Cross-national differences in genes and socioeconomic status

That is a newly published piece by Elliot M. Tucker-Drob and Timothy C. Bates, the abstract is this:

A core hypothesis in developmental theory predicts that genetic influences on intelligence and academic achievement are suppressed under conditions of socioeconomic privation and more fully realized under conditions of socioeconomic advantage: a Gene × Childhood Socioeconomic Status (SES) interaction. Tests of this hypothesis have produced apparently inconsistent results. We performed a meta-analysis of tests of Gene × SES interaction on intelligence and academic-achievement test scores, allowing for stratification by nation (United States vs. non–United States), and we conducted rigorous tests for publication bias and between-studies heterogeneity. In U.S. studies, we found clear support for moderately sized Gene × SES effects. In studies from Western Europe and Australia, where social policies ensure more uniform access to high-quality education and health care, Gene × SES effects were zero or reversed.

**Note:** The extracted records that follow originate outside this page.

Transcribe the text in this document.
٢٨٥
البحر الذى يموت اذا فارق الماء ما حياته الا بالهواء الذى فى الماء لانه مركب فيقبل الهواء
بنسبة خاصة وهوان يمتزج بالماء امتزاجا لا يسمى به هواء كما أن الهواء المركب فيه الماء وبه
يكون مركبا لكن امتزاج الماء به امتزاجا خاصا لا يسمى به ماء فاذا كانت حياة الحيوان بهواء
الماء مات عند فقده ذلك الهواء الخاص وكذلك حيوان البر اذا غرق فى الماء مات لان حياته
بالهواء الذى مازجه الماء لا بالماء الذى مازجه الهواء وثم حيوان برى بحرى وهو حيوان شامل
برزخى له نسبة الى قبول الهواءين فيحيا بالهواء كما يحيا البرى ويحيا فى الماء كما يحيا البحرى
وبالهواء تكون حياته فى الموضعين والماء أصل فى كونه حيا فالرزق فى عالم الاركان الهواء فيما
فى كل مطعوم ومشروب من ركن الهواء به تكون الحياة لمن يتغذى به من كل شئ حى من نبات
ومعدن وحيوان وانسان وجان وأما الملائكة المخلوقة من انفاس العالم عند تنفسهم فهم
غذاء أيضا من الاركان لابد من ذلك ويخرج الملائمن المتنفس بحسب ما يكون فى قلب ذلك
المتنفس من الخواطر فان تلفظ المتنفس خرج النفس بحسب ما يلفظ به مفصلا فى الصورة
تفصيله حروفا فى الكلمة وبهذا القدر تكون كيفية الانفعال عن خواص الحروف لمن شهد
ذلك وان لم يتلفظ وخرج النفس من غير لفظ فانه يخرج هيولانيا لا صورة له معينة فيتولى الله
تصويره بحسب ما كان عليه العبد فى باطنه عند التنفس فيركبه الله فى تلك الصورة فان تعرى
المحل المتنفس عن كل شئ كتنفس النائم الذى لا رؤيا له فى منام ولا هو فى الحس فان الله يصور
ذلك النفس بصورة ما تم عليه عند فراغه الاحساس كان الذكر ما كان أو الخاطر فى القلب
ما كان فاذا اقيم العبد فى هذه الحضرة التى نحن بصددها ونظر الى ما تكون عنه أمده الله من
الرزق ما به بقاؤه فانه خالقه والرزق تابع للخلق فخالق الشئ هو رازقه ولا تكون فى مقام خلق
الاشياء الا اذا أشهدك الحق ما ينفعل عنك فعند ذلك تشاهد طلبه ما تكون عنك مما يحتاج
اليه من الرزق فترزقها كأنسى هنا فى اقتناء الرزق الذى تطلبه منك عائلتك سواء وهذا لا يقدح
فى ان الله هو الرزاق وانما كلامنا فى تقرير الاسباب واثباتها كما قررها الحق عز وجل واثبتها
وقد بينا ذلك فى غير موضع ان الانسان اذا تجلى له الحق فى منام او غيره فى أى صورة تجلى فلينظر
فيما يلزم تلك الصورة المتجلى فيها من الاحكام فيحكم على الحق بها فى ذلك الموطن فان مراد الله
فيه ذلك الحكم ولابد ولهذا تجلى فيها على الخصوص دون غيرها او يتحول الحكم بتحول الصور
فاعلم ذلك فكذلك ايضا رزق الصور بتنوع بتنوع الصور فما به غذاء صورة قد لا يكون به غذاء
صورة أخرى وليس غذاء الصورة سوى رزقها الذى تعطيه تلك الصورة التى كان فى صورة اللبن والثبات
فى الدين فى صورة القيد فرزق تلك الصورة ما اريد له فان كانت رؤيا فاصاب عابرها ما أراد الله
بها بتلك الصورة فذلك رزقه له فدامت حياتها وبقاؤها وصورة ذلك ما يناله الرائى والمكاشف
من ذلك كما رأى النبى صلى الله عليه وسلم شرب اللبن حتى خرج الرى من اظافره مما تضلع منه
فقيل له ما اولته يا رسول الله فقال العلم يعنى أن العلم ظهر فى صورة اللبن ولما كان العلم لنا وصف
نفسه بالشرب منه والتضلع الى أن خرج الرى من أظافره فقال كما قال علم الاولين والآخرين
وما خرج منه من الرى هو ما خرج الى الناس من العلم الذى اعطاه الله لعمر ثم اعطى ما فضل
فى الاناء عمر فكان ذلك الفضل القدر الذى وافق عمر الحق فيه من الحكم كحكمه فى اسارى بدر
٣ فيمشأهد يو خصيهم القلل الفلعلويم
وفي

I would put it this way: genes matter more when you equalize environmental influences in the United States, but not in many other countries.  By the way, this also holds if you control for race and the greater racial diversity of the United States.  One possibility is that there are greater environmental differences to be equalized in America in the first place, compared to say the Netherlands, one country where the gradient is quite different.  In any case an interesting piece.

For the pointer I thank Michelle Dawson.